James Fenimore Cooper in his novel “The Headsman of Berne,” published anonymously while he was United States Consul at Lyons, thus describes this wonderful body of water: – “The Lake of Geneva lies nearly in the form of a crescent, stretching from the southwest towards the northeast. Its northern or the Swiss shore is chiefly what is called, in the language of the country, a côte, or a declivity that admits of cultivation, and, with few exceptions, it has been, since the earliest periods of history, planted with the generous vine.

“Here the Romans had many stations and posts, vestiges of which are still visible. The confusion and the mixture of interests that succeeded the fall of the Empire gave rise in the middle ages to various baronial castles, ecclesiastical towns and towers of defence which still stand on the margin of this beautiful sheet of water, or ornament the eminences a little inland… The shores of Savoy are composed with unmaterial exceptions of advanced spurs of the high Alps, among which towers Mont Blanc, like a sovereign seated in the midst of a brilliant court, the rocks frequently rising from the water’s edge in perpendicular masses. None of the lakes of this remarkable region possess a greater variety of scenery than that of Geneva, which changes from the smiling aspect of fertility and cultivation at its lower extremity to the sublimity of a savage and sublime nature at its upper.”

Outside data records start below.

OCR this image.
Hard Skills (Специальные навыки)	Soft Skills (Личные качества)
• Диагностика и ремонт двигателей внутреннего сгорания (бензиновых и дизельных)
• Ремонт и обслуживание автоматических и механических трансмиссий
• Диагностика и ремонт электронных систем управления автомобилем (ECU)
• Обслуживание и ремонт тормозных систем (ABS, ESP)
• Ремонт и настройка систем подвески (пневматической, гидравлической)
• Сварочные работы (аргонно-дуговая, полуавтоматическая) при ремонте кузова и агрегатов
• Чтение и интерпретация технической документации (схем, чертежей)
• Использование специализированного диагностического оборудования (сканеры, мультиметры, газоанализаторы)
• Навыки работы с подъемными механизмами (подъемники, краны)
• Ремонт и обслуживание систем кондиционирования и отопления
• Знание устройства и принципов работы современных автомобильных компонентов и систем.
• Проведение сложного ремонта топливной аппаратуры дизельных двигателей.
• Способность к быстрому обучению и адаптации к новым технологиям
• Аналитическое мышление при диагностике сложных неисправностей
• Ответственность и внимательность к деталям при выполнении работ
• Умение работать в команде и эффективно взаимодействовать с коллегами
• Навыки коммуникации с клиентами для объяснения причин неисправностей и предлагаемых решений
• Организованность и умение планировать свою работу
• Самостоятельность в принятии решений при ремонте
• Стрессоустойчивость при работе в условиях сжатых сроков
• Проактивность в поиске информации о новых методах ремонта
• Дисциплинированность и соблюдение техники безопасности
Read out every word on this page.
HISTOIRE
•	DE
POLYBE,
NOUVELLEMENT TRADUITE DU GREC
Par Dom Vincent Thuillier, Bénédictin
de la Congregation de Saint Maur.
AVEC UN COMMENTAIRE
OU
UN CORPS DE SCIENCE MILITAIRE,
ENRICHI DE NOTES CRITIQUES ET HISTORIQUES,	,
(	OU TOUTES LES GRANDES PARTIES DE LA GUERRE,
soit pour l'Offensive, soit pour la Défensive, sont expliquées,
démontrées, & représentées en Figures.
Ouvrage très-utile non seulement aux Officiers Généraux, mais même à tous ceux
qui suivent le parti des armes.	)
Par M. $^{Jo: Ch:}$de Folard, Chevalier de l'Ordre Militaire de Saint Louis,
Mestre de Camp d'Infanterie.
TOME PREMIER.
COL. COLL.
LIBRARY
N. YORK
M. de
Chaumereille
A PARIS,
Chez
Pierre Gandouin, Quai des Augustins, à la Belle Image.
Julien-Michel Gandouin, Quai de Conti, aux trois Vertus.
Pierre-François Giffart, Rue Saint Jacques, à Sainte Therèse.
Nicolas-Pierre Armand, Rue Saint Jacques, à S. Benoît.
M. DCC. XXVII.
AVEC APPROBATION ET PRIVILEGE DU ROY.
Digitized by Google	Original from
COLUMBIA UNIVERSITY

It seems almost incredible, but Lausanne lies a good deal nearer to the North Pole than Boston does. The degree of latitude that sweeps across the lake where we started cuts just a little below Quebec, nearly touches Duluth and goes a bit south of Seattle. There are really three lakes, forming one which, in its whole extent, has a shore-line of one hundred and sixty-seven kilometers, the north shore being twenty-three longer than the south. Its greatest width is thirteen and eight-tenths kilometers, and it covers an area of about five hundred and eighty-two square kilometers. Its maximum depth is 309.7 meters. It is a true rock basin. The Upper Lake is, for the most part, a level plain, filled by the greyish-muddy Rhône which uses it as a sort of clearing-house. Being denser than the lake, the water of the river sinks and leaves on the bottom its perpetual deposits of mud, coarser near the shore, finer the farther out one goes. When the bottom of the Grand Lake is once reached, it is as flat as a billiard-table. Sixty meters from the Castle of Chillon it is sixty-four meters deep and shelves rapidly to three times that depth.

Deep as it seems – for a thousand feet of perpendicular water is in itself a somewhat awesome thought – still, in proportion to its surface-extent, the lake is shallow. Pour out a tumbler of water on a wooden chair and the comparative depth is greater.

Pure as it seems to be – and the beauty of its colour is a proof of it – the Rhône carries down from it to the sea a vast amount of organic matter and, as it drains a basin of eight thousand square kilometers, it is not strange that Geneva, which has used the lake-water for drinking purposes since 1715, has occasionally suffered from typhoid fever. In 1884 there were sixteen hundred and twenty-five cases; but, since the intake-pipes have been carried farther into deep water, the danger seems to have passed. Ancient writers supposed that the Rhône ran through Lake Leman without mixing its waters; they did not know that the lake is the Rhône.